PHOTO: MOTHER EARTH NEWS STAFF

The city of Santa Fe, New Mexico—nestled against the treeline in the cool, dry foothills of the Sangre de Cristo Mountains—just has to be one of the best places in this country to make use of solar energy. Blessed with abundant sunshine—and a relatively low latitude of 36 degrees—the capital of the "Land of Enchantment" also has a real need for heating.

You see, although most people think of New Mexico as warm desert country, Santa Fe—which is perched just at the 7,000-foot line—is actually slightly cooler (on an average) than Denver, Colorado! While Santa Feans seldom have to suffer through more than a few consecutive days of subfreezing daytime highs, the mercury does plummet below zero on some winter evenings, and the town's average annual snowfall is over three feet.
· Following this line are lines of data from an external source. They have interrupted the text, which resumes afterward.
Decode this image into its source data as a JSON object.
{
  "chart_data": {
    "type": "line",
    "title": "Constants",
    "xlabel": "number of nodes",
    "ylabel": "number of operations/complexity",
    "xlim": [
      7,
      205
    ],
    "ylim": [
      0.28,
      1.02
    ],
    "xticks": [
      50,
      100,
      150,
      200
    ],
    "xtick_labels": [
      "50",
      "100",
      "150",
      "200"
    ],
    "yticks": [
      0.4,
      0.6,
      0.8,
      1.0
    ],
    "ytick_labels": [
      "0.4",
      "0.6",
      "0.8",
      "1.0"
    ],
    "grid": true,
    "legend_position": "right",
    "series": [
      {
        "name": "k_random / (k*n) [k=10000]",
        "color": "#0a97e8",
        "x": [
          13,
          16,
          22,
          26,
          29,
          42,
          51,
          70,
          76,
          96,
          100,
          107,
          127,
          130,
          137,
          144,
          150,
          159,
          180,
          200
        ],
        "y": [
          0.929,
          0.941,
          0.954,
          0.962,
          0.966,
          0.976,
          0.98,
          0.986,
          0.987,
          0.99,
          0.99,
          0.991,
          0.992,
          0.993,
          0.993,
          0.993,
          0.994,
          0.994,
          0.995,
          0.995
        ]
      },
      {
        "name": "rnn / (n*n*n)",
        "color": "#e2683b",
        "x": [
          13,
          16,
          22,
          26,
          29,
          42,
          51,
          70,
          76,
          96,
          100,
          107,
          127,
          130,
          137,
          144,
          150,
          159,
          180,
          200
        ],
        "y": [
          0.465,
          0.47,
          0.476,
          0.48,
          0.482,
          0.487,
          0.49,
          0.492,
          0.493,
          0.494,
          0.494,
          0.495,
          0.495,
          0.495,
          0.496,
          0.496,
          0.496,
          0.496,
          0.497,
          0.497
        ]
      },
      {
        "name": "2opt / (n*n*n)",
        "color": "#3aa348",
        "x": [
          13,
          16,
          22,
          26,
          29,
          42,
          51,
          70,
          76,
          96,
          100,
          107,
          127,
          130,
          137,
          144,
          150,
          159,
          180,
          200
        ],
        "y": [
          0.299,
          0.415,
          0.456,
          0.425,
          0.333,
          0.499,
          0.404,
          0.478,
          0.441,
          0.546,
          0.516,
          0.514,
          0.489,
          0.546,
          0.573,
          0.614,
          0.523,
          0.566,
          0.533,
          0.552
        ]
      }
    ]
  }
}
In fact, in heating energy terminology, Santa Fe has almost 6,000 heating degree days. (This figure represents the total number of degrees that the mean temperature falls below 65°F during the year.) For comparison, Denver averages about 5,700 heating degree days, and New York nets approximately 5,250. And—just as an extreme example—Edmonton, Alberta rings in at almost 11,700 degree days.

It's not too surprising, then, that the hillsides above the quaint old historical New Mexican community (it was established around 1610) are dotted with adobe homes equipped with a wide range of solar heating equipment. And one of the most attractive (and successful) examples of this combination of new-age technology and age-old earthen home construction methods belongs to Douglas and Sara Balcomb.

We are fortunate enough to have detailed performance records for their solar adobe home, because both Balcombs are intensely involved in solar energy. In fact, Dr. Balcomb—who currently works in passive solar energy research at Sandia Laboratories—has published information on his family home in a Department of Energy pamphlet entitled Passive Solar Buildings: A Compilation of Data and Results (SAND 77-1204 [Revised]). And Sara—who is vice-chairperson of the New Mexico Solar Energy Association—takes part in the preparation of a regular solar newsletter and various sun-energy teaching aids (such as slide shows).

The Balcomb home is known as Unit One, because it was the original dwelling in a planned environmental community called First Village. Architect William Lumpkins—with solar engineers/ designers/builders Susan and Wayne Nichols—chose to blend a selection of solar techniques (many of which were pioneered by solar innovator Hal Miguel and used in his own Tusuque, New Mexico residence) rather than invest all their capital and energy in one system.